This will be a bit different from our normal posts and is largely targeted towards other core Proof-of-Stake consensus developers/contributers.

Because of this, this post will require fairly detailed knowledge of the Proof-of-Stake upgrade coming to the Ethereum network and a strong grasp on the Ethereum Proof-of-Stake specification.

Familiarity with the concept of attestation packing would also be useful, but it will be introduced in this post.


Term Definition
Available Attestations Attestations that were available to be included in a given block.
Included Attestations Attestations that were actually included in a given block.
Inclusion Delay The number of slots that have passed before an attestation was included.
Participation Rate The percentage of total staked ETH that participated in voting in a given epoch.
Attestation Packing The method used to pack attestations into a block.
Block Efficiency The ratio between Included Attestations and Available Attestations.
Normalized Efficiency The Block Efficiency corrected with a 'best-effort' attempt at removing offline validators from the dataset.
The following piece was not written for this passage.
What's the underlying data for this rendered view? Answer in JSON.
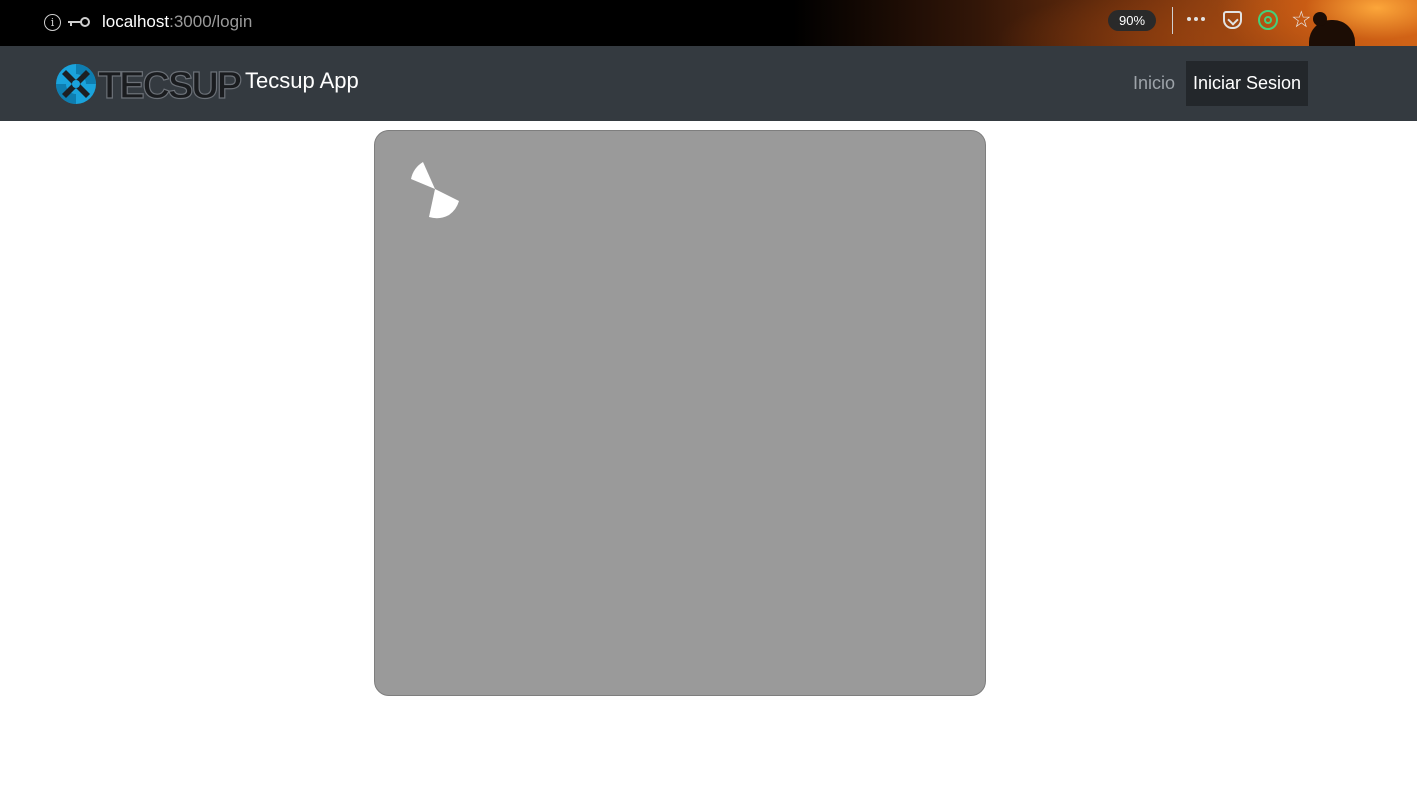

Even before genesis of the Proof-of-Stake-secured Beacon Chain in December 2020, client teams had been working hard to improve the performance of their software.

One such performance metric is validator reward efficiency; how much of the maximum possible reward is obtained.

Validator rewards are dependent on several different factors:

Inclusion Delay

Disclaimer: Rewards for certain attestation-related duties will be tweaked in the upcoming Altair hard-fork.

The first is the concept of inclusion delay. The more delayed your attestation was in being included into a block, the smaller your reward will be. The minimum possible delay is 1 slot. This gives you the entire possible reward. For every additional slot of delay, you begin to lose reward. If your inclusion is delayed by 2 slots, you receive 1/2 the possible reward. A delay of 3 slots is 1/3rd of the possible reward, and so on. If your validator does not produce an attestation or it is not included within 32 slots, you will receive no reward.

Figure 1: The effect of inclusion delay on validator rewards.

Attestation Accuracy

The second is attestation accuracy. When attestations are made, they make a vote for the source, target and head of the beacon chain. If your validator attests with the majority, you will receive a reward proportional to the percentage of the validator set who also attest in the majority. If your validator fails to attest, or does not attest with the majority, you are penalized.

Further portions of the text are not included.